The decision doesn't offer much comfort for those who own patents that predate the 2012 Mayo decision — Athena's was issued in 2007 — but applicants going forward can look to the new ruling to give their patents a better chance of survival.
"There are important lessons that can be applied prospectively in how you draft patent applications and claim diagnostic inventions," Pelletier said.
For one, Athena stressed in the patent that its invention was the discovery of the relationship between the antibodies and the disease, detected using conventional techniques, but that is clearly now a bad idea.
"One of the flaws the court highlighted in this case was that the invention was admitted to be the naturally occurring correlation,” Pelletier said. “You don't want to identify the invention as being the natural law.”
Instead, it would be better if possible to focus on any newly devised method for detecting the correlation, which the court said would be patent-eligible. Creating a new testing method is generally not the top priority of those developing diagnostic patents, but doing so seems to confer patent-eligibility.
“Diagnostic method claims are going to be held invalid unless the patent holder is able to point to some unconventionality, something new, in the method of detection,” Hedemann said. “It seems pretty clear that the court will look favorably on any such claims.”
Athena did not devise any new lab techniques and mentioned in the patent that its invention used conventional methods, so "what I glean from this decision most forcefully is that an admission in the specification of a patent about what is well-known and conventional tends to be the kiss of death," Pelletier said.

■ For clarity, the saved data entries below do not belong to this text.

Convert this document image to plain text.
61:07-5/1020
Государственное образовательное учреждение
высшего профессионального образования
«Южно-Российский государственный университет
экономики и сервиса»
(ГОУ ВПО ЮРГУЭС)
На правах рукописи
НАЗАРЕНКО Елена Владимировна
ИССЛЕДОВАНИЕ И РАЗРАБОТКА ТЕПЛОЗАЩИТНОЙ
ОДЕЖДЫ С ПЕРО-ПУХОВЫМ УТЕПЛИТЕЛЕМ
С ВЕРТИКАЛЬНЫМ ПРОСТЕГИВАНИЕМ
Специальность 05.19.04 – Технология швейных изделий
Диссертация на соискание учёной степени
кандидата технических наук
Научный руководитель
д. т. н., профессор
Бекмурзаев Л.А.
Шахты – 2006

Another way patents could survive eligibility challenges would be to incorporate some method of treating the disease beyond just detecting it. The Federal Circuit held last year that most treatment method inventions are patent-eligible, and reiterated that last week to stress that Athena's invention has no treatment aspect.
The appeals court "suggests that if your claim has any kind of treatment element to it, it's going to survive," Hedemann said, adding that "I would imagine that many people will try to put a treatment element into the claim language, and that shouldn't be too hard to do."
The Court Showed How to Delay Invalidity Rulings
One troubling aspect of ineligibility decisions for patentees is that they can come very early in litigation on a motion to dismiss, as was the case for Athena. The Federal Circuit affirmed the lower court’s dismissal, but gave a hint on how patent owners can delay such rulings.
The appeals court ruled last year that deciding patent eligibility on a motion to dismiss may not be appropriate if there are factual issues in dispute. In opposing dismissal, Athena said there was such a dispute over whether the technique used in its invention was conventional and submitted an expert declaration to that effect, but the Federal Circuit said the judge didn’t have to consider it.
That’s because on a motion to dismiss, judges can only consider facts in the complaint, and Athena’s “complaint does not reference [the declaration] or otherwise depend on it,” the court said. Future patent plaintiffs in this situation should therefore consider incorporating expert opinions into their complaint to have a better shot at fending off dismissal.
"Patentees will want to think about the extent to which you want to bolster your complaint with factual allegations about the unconventionality of the techniques employed," Hedemann said, adding, "If you believe that you may be vulnerable to an eligibility challenge at the motion to dismiss stage, you may not really have an alternative.”
The court’s explanation on that point is helpful guidance on how eligibility issues should be litigated, Pelletier said.
"The Federal Circuit is trying to provide parties with more procedural clarity about how to litigate these disputes properly, things that were not clear at all a year ago," she said.
The case is Athena Diagnostics Inc. et al. v. Mayo Collaborative Services LLC, case number 2017-2508, in the U.S. Court of Appeals for the Federal Circuit.